Mammoth tusk lifted from construction pit

Museum at UW plans to preserve, study, display it

The Columbian
Published: February 14, 2014, 4:00pm
5 Photos
A fossilized mammoth tusk, covered in protective plaster and blankets and strapped down, is hoisted Friday by a crane at a construction site in Seattle's South Lake Union neighborhood, where it was discovered Tuesday.
A fossilized mammoth tusk, covered in protective plaster and blankets and strapped down, is hoisted Friday by a crane at a construction site in Seattle's South Lake Union neighborhood, where it was discovered Tuesday. The tusk is being moved to the Burke Museum at the University of Washington for further scientific analysis. Photo Gallery

SEATTLE — A fossilized mammoth tusk discovered in a Seattle construction site was retrieved Friday evening from a 30-foot-deep pit to the sound of cheers and clicking from people taking pictures.

Scientists and construction crews used a crane to retrieve and hoist the tusk, which was placed on a pallet, encased in plaster and covered in blankets, to a waiting flat-bed truck. The tusk headed to its new home a few miles away at the Burke Museum of Natural History and Culture on the University of Washington’s Seattle campus, where it will be preserved, studied and eventually put on display.

The tusk, believed to be of a Columbian mammoth, was measured at 8.5-feet long after it was fully exposed overnight. It’s between 20,000 and 60,000 years old and with the plaster encasing could weigh up to 500 pounds, said Christian Sidor, a paleontologist from the Burke Museum.

The tusk is water-logged. Scientists say properly restoring and preserving it could take at least a year.

Construction workers found the tusk Tuesday about 30 feet below street level, thinking at first that it might be a pipe or a root. The company building a 118-unit apartment complex at the site has nearly stopped construction to accommodate the scientists.

No more fossils were found during the overnight dig, the museum said Friday.

“Generally tusks like these are the last thing left” after animals and time remove the bones and the rest of the creature, Sidor said.

The tusk’s fate was entirely up to the landowner, who decided to donate it to the Burke Museum. The costs of the delay aren’t known yet, said Scott Koppelman of AMLI Residential, which also owns apartment complexes to the south and west of the construction site. The benefits to the community “outweigh the costs,” he said Thursday.

Mammoths and mastodons were ancient elephant relatives that roamed North American lands that were not covered in ice. Both became extinct as glaciers retreated at the end of the Ice Age. Columbian mammoths grew to 12 feet at the shoulder, or about the size of today’s Asian elephants, the museum said.
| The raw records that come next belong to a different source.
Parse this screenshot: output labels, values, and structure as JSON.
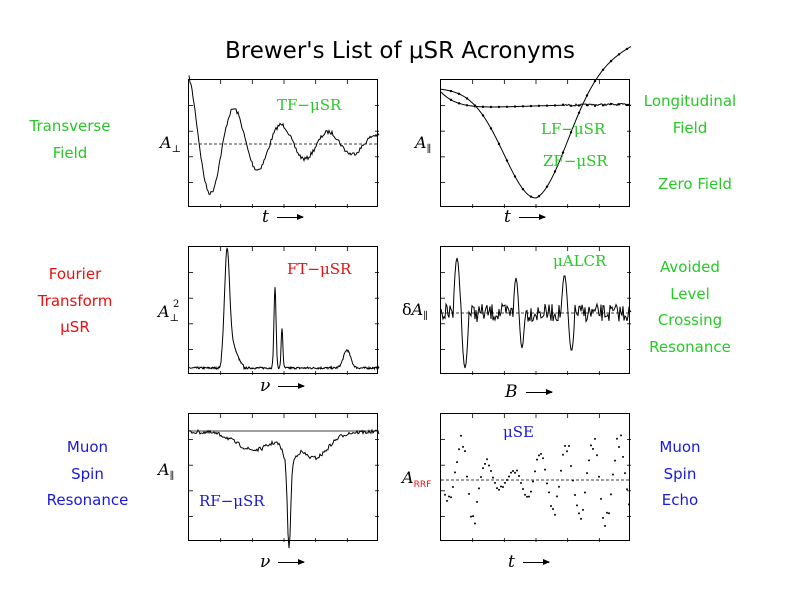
{
  "title": "Brewer's List of μSR Acronyms",
  "colors": {
    "green": "#27c827",
    "red": "#e81010",
    "blue": "#1919d8"
  },
  "left_labels": {
    "tf": [
      "Transverse",
      "Field"
    ],
    "ft": [
      "Fourier",
      "Transform",
      "μSR"
    ],
    "rf": [
      "Muon",
      "Spin",
      "Resonance"
    ]
  },
  "right_labels": {
    "lf": [
      "Longitudinal",
      "Field"
    ],
    "zf": "Zero Field",
    "alcr": [
      "Avoided",
      "Level",
      "Crossing",
      "Resonance"
    ],
    "se": [
      "Muon",
      "Spin",
      "Echo"
    ]
  },
  "panels": {
    "tf": {
      "label": "TF−μSR",
      "ylabel": "A",
      "ysub": "⊥",
      "xlabel": "t"
    },
    "lfzf": {
      "label_lf": "LF−μSR",
      "label_zf": "ZF−μSR",
      "ylabel": "A",
      "ysub": "∥",
      "xlabel": "t"
    },
    "ft": {
      "label": "FT−μSR",
      "ylabel": "A",
      "ysub": "⊥",
      "ysup": "2",
      "xlabel": "ν"
    },
    "alcr": {
      "label": "μALCR",
      "ylabel_prefix": "δ",
      "ylabel": "A",
      "ysub": "∥",
      "xlabel": "B"
    },
    "rf": {
      "label": "RF−μSR",
      "ylabel": "A",
      "ysub": "∥",
      "xlabel": "ν"
    },
    "se": {
      "label": "μSE",
      "ylabel": "A",
      "ysub": "RRF",
      "xlabel": "t"
    }
  }
}
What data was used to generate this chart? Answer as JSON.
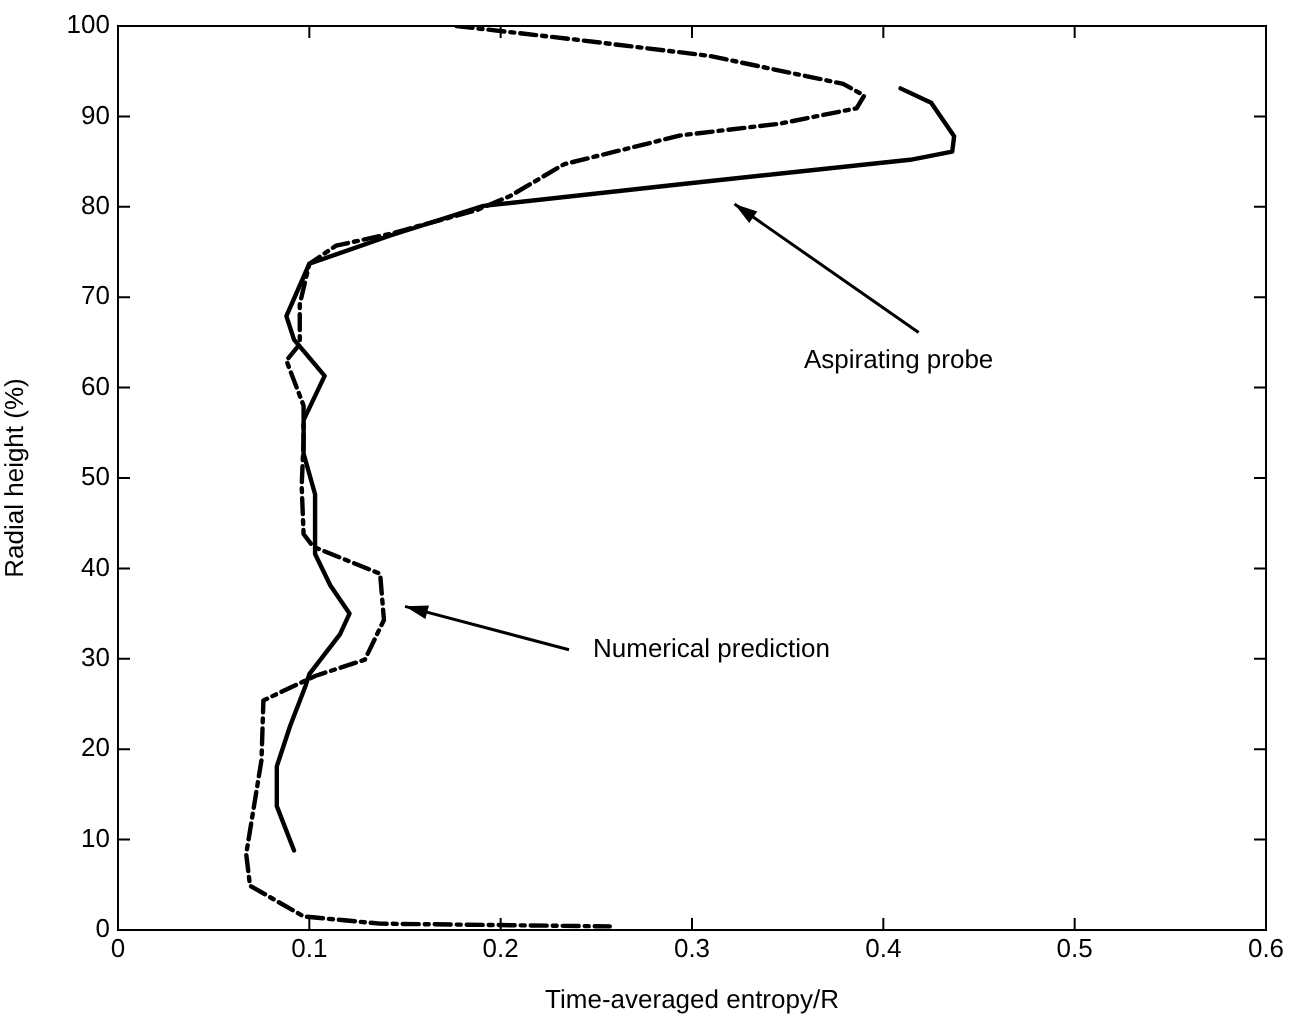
{
  "chart_data": {
    "type": "line",
    "xlabel": "Time-averaged entropy/R",
    "ylabel": "Radial height (%)",
    "xlim": [
      0,
      0.6
    ],
    "xticks": [
      0,
      0.1,
      0.2,
      0.3,
      0.4,
      0.5,
      0.6
    ],
    "ylim": [
      0,
      100
    ],
    "yticks": [
      0,
      10,
      20,
      30,
      40,
      50,
      60,
      70,
      80,
      90,
      100
    ],
    "grid": false,
    "legend": false,
    "marker": "none",
    "series": [
      {
        "color": "#000000",
        "line_style": "solid",
        "x": [
          0.409,
          0.425,
          0.437,
          0.436,
          0.414,
          0.294,
          0.191,
          0.142,
          0.1,
          0.088,
          0.092,
          0.108,
          0.097,
          0.097,
          0.103,
          0.103,
          0.111,
          0.121,
          0.116,
          0.1,
          0.098,
          0.09,
          0.083,
          0.083,
          0.092
        ],
        "values": [
          93.1,
          91.5,
          87.8,
          86.1,
          85.2,
          82.5,
          80.1,
          76.8,
          73.7,
          67.9,
          65.3,
          61.3,
          56.4,
          52.7,
          48.2,
          41.6,
          38.1,
          35.0,
          32.7,
          28.3,
          27.0,
          22.6,
          18.1,
          13.7,
          8.8
        ]
      },
      {
        "color": "#000000",
        "line_style": "dashed",
        "x": [
          0.177,
          0.239,
          0.309,
          0.379,
          0.39,
          0.386,
          0.346,
          0.294,
          0.233,
          0.205,
          0.187,
          0.142,
          0.114,
          0.1,
          0.095,
          0.095,
          0.088,
          0.097,
          0.097,
          0.096,
          0.097,
          0.102,
          0.137,
          0.139,
          0.129,
          0.103,
          0.076,
          0.075,
          0.067,
          0.069,
          0.097,
          0.137,
          0.257
        ],
        "values": [
          100,
          98.5,
          96.7,
          93.6,
          92.3,
          90.9,
          89.2,
          87.9,
          84.7,
          81.2,
          79.6,
          77,
          75.7,
          73.7,
          69.2,
          64.8,
          63,
          58,
          54.2,
          49.1,
          43.8,
          42.4,
          39.4,
          34.3,
          29.9,
          28.1,
          25.4,
          18.8,
          8.4,
          4.9,
          1.5,
          0.7,
          0.4
        ]
      }
    ],
    "annotations": [
      "Aspirating probe",
      "Numerical prediction"
    ]
  }
}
Fossilized mammoth remains have been found numerous times in the Seattle area and in the state, so much so that the Columbian mammoth is the state’s official fossil. Still, most of the museum’s collection is fragments. The tusk found this week would be one of the largest and most intact specimens found.

Children at a daycare next door and adults all cheered as the pallet hung over the construction site.

At the day care, there was a hand-made sign that said, “Woolly U B my Valentine?”